SharePlay on Apple TV
On the Apple TV, SharePlay supports only video, not music or screen sharing. In our testing, the best experience came from video played in the Apple TV app itself, like content from Apple TV+ or a movie in your iTunes library. With anything that plays outside the Apple TV app, your mileage may vary because apps like Netflix and Amazon Prime Video don’t support SharePlay, and those that do require everyone on the call to be a subscriber.
To start playing video from the Apple TV while you’re on a FaceTime call, press and hold the TV button on your remote to open Control Center, and then select the SharePlay button that appears.
Next, you have to confirm that you want to start the video on the Apple TV—select Start on Apple TV.
Finally, you’re then asked to confirm on the device where the call is by tapping a notification, and then the video starts playing. You can also select SharePlay in the Apple TV’s Control Center to move the playback to your other device.
To end playback on your Apple TV, you have two options:
- Press the Back button on the remote, which gives you options to end playback for everyone or just you.
- Select the SharePlay button in Control Center, which also provides the option to end playback.
If you return to the original device without moving playback, you’ll see a new bar on the screen that tells you the media is playing on the Apple TV. Tap the remote icon to open and use the virtual Apple TV remote.
SharePlay with Third-Party Apps
Some third-party apps support SharePlay too. The majority are video streaming services like Disney+, HBO MAX, and Paramount+, but there are a few unusual options, like the Reddit client Apollo and CARROT Weather. Developers are getting creative with how to use SharePlay. For instance, SharePlay in Apollo lets users browse Reddit together, and CARROT Weather allows participants to vote on the weather in each person’s city. It’s silly, but such collaborative features could become useful in the future.

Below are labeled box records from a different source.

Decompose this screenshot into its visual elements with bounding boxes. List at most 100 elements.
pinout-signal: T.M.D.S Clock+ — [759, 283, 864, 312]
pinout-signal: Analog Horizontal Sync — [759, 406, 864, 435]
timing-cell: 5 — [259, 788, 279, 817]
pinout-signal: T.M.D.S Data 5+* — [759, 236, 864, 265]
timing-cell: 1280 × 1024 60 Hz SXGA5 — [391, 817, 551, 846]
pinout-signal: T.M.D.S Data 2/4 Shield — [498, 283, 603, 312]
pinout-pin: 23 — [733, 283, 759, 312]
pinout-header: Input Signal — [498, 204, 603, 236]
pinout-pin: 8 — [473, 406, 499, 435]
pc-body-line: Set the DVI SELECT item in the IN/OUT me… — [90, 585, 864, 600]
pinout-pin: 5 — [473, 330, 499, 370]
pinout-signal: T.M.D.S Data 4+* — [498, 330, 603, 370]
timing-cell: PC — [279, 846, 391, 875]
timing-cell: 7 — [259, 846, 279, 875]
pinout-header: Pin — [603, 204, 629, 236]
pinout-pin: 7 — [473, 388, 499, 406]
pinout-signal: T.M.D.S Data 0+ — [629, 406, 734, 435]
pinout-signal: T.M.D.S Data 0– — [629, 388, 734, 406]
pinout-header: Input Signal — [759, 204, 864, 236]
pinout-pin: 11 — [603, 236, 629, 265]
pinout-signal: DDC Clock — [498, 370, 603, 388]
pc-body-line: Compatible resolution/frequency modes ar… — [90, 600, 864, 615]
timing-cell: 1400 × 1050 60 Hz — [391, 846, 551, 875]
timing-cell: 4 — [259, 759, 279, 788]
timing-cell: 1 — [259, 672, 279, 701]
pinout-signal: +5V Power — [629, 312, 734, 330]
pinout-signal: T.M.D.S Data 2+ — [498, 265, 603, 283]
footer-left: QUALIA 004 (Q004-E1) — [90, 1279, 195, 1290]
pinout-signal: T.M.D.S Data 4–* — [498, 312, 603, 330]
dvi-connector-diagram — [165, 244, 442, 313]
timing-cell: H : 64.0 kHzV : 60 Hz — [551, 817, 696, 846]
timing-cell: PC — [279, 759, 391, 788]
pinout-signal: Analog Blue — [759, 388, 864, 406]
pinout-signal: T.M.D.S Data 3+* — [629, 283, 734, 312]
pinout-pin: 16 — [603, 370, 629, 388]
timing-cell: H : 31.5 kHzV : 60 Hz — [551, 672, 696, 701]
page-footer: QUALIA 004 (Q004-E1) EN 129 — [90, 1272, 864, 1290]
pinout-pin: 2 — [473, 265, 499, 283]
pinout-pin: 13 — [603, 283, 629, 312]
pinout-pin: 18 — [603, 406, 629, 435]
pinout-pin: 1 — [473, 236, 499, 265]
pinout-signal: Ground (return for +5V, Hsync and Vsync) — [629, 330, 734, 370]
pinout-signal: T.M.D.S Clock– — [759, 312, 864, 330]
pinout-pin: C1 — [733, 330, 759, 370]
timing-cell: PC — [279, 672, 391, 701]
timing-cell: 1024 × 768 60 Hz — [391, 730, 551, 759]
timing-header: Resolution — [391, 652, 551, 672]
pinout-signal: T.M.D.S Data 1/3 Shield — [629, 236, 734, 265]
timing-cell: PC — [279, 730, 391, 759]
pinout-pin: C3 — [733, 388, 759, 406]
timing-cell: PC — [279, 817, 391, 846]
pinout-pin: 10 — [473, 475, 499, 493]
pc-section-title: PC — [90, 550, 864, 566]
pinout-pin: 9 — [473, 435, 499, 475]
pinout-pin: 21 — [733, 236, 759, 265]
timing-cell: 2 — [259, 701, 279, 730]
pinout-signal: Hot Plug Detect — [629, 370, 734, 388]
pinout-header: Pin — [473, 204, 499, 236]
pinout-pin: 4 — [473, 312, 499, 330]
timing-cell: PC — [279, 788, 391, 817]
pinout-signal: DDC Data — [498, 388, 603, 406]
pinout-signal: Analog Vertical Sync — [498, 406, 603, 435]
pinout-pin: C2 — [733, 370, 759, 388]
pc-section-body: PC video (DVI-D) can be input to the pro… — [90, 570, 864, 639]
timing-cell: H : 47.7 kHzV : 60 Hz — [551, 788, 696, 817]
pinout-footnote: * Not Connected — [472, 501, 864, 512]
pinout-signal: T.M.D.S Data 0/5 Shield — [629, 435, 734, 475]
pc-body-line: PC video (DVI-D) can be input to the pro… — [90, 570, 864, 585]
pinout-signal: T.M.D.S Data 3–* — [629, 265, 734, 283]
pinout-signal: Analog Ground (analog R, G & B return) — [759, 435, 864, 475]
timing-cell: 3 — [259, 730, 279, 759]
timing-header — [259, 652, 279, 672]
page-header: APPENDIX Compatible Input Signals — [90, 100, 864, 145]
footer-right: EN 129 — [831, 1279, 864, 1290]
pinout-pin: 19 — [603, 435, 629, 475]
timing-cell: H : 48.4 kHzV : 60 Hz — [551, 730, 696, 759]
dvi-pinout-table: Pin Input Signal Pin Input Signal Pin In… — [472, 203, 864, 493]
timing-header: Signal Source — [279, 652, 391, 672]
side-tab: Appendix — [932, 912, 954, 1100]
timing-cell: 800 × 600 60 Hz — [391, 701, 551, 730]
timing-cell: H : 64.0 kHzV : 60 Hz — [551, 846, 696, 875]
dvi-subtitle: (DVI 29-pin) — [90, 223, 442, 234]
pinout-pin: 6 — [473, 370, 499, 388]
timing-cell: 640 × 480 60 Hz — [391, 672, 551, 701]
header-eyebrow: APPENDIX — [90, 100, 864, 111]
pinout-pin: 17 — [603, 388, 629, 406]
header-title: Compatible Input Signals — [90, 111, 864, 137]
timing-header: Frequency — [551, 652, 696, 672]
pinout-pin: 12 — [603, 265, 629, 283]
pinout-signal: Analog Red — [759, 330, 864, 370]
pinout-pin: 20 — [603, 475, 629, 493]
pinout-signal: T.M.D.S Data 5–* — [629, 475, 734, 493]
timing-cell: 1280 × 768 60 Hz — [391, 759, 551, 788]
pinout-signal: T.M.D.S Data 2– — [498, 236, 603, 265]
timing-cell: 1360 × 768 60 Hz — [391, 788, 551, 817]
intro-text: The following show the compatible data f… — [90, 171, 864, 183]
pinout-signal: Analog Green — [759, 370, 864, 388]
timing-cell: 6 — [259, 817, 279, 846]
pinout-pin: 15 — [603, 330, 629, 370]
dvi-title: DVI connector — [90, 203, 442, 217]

However, there are significant caveats. Most notably, everyone on the FaceTime call must have the app installed to participate in SharePlay. If they don’t, the FaceTime controls provide a button that reveals the necessary app in the App Store. This would be a great use of App Clips, which let you quickly load a part of an app without installing it, but I don’t know if the current SharePlay implementation supports App Clips.
There may be other snags as well. I tried to SharePlay a show from Paramount+ to Adam, but SharePlay is disabled with the $4.99 per month Essential tier. I briefly upgraded to the $9.99 Premium tier to enable SharePlay, but I still couldn’t SharePlay with Adam because even though he has the app, he doesn’t subscribe to Paramount+, and the app wouldn’t let him past the sign-in screen unless he subscribed.

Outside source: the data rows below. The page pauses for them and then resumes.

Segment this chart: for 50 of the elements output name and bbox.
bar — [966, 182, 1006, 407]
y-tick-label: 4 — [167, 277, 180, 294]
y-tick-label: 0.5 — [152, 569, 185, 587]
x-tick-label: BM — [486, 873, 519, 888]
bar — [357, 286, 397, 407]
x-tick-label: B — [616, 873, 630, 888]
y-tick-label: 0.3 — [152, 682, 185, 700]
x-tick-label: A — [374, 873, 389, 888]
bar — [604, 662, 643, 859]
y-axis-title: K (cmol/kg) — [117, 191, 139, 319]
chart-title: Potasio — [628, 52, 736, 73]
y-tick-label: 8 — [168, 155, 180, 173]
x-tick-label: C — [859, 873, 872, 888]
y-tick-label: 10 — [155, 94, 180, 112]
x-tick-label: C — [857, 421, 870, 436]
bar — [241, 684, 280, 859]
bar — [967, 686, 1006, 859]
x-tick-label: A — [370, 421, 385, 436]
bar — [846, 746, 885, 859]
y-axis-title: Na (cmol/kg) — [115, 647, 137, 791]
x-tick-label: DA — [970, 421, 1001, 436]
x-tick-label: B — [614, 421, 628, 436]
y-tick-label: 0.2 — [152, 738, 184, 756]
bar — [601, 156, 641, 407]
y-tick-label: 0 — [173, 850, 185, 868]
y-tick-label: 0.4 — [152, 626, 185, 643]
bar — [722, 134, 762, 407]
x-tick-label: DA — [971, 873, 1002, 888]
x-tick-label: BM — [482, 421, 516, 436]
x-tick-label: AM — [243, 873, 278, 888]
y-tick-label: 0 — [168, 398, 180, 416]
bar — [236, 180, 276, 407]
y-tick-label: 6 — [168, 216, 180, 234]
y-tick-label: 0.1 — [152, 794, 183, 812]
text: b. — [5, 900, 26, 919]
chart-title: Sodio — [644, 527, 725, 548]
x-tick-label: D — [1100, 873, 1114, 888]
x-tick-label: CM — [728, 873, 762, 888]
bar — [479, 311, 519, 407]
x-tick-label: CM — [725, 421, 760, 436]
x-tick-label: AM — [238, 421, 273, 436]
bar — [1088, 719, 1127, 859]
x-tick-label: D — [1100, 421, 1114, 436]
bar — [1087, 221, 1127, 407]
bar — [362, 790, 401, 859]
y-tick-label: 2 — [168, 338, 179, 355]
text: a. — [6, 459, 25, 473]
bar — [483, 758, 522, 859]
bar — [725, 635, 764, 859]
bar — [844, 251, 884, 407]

In theory, Apple makes it so developers can allow media-based SharePlay to others who don’t own access to the content, but so far, no one, not even Apple, is taking advantage of that option. It’s not surprising; given a choice between letting a single subscriber stream a movie or song to a bunch of non-subscribers or requiring that everyone be a subscriber, it’s easy to see which option the content companies would choose.

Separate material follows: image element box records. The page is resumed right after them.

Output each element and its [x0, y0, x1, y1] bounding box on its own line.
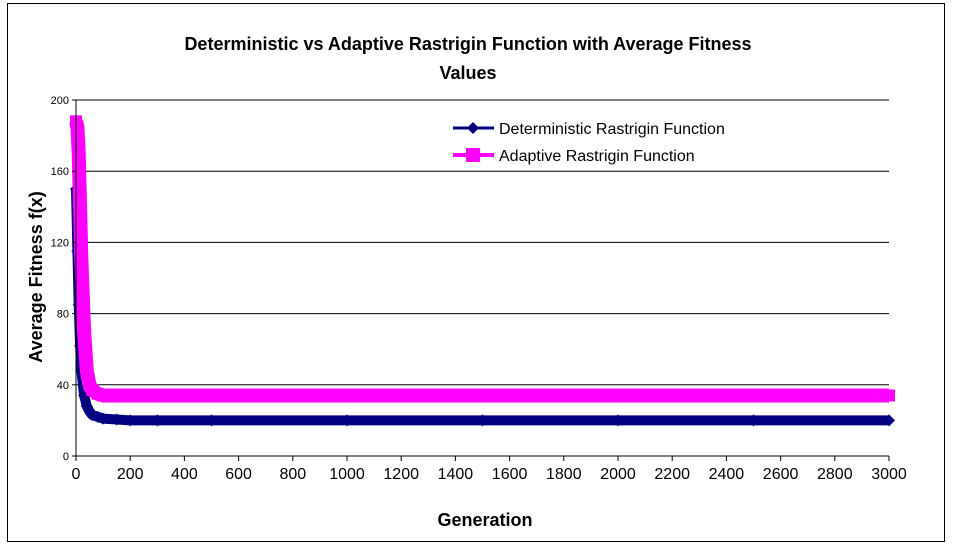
y-tick-label: 160: [51, 166, 69, 178]
x-tick-label: 2800: [817, 466, 853, 483]
data-point: [110, 413, 123, 426]
legend-item: Adaptive Rastrigin Function: [453, 148, 695, 165]
data-point: [747, 389, 760, 402]
series-line: [69, 119, 889, 403]
legend-label: Deterministic Rastrigin Function: [499, 121, 725, 138]
axes: [72, 99, 890, 461]
chart-title-line1: Deterministic vs Adaptive Rastrigin Func…: [184, 34, 751, 54]
x-axis-title: Generation: [437, 510, 532, 530]
x-tick-label: 1400: [438, 466, 474, 483]
data-point: [205, 389, 218, 402]
chart-frame: [7, 3, 945, 542]
data-point: [74, 200, 87, 213]
data-point: [205, 414, 218, 427]
series-line: [71, 188, 889, 426]
series-group: [69, 115, 895, 427]
legend-label: Adaptive Rastrigin Function: [499, 148, 695, 165]
y-tick-label: 120: [51, 237, 69, 249]
x-tick-label: 1800: [546, 466, 582, 483]
data-point: [747, 414, 760, 427]
data-point: [78, 325, 91, 338]
x-tick-label: 400: [171, 466, 198, 483]
data-point: [883, 389, 895, 402]
data-point: [124, 389, 137, 402]
x-tick-label: 1000: [329, 466, 365, 483]
legend: Deterministic Rastrigin Function Adaptive…: [453, 121, 725, 165]
x-tick-label: 800: [279, 466, 306, 483]
series-square: [69, 115, 895, 403]
data-point: [75, 254, 88, 267]
x-tick-label: 3000: [871, 466, 907, 483]
x-tick-label: 200: [117, 466, 144, 483]
x-tick-label: 1600: [492, 466, 528, 483]
data-point: [97, 389, 110, 402]
data-point: [612, 389, 624, 402]
legend-item: Deterministic Rastrigin Function: [453, 121, 725, 138]
data-point: [612, 414, 624, 427]
gridlines: [76, 99, 889, 386]
data-point: [71, 120, 84, 133]
data-point: [341, 414, 353, 427]
chart-title-line2: Values: [439, 63, 496, 83]
data-point: [341, 389, 353, 402]
data-point: [97, 412, 110, 425]
x-tick-label: 2400: [709, 466, 745, 483]
y-tick-label: 200: [51, 95, 69, 107]
data-point: [124, 414, 137, 427]
data-point: [476, 414, 489, 427]
data-point: [151, 389, 164, 402]
y-tick-label: 80: [57, 309, 69, 321]
x-tick-label: 600: [225, 466, 252, 483]
x-tick-label: 2000: [600, 466, 636, 483]
x-tick-label: 2200: [654, 466, 690, 483]
y-tick-label: 40: [57, 380, 69, 392]
data-point: [476, 389, 489, 402]
data-point: [151, 414, 164, 427]
data-point: [72, 147, 85, 160]
legend-marker: [467, 122, 479, 134]
x-tick-label: 1200: [383, 466, 419, 483]
y-axis-title: Average Fitness f(x): [26, 191, 46, 362]
x-tick-label: 0: [72, 466, 81, 483]
legend-marker: [466, 148, 480, 162]
data-point: [80, 364, 93, 377]
y-tick-label: 0: [63, 451, 69, 463]
data-point: [883, 414, 895, 427]
x-tick-label: 2600: [763, 466, 799, 483]
data-point: [110, 389, 123, 402]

All in all, SharePlay may be a fun idea for people who think it’s amusing to organize virtual viewing parties, but even beyond the basic licensing and app requirements, we found it rather buggy, with numerous syncing and playback issues. That will undoubtedly improve, but in the meantime, if you want to use SharePlay, we recommend just starting a piece of content playing and leaving it alone. The more you start and stop and switch content around, the more likely you’ll be to run into bugs.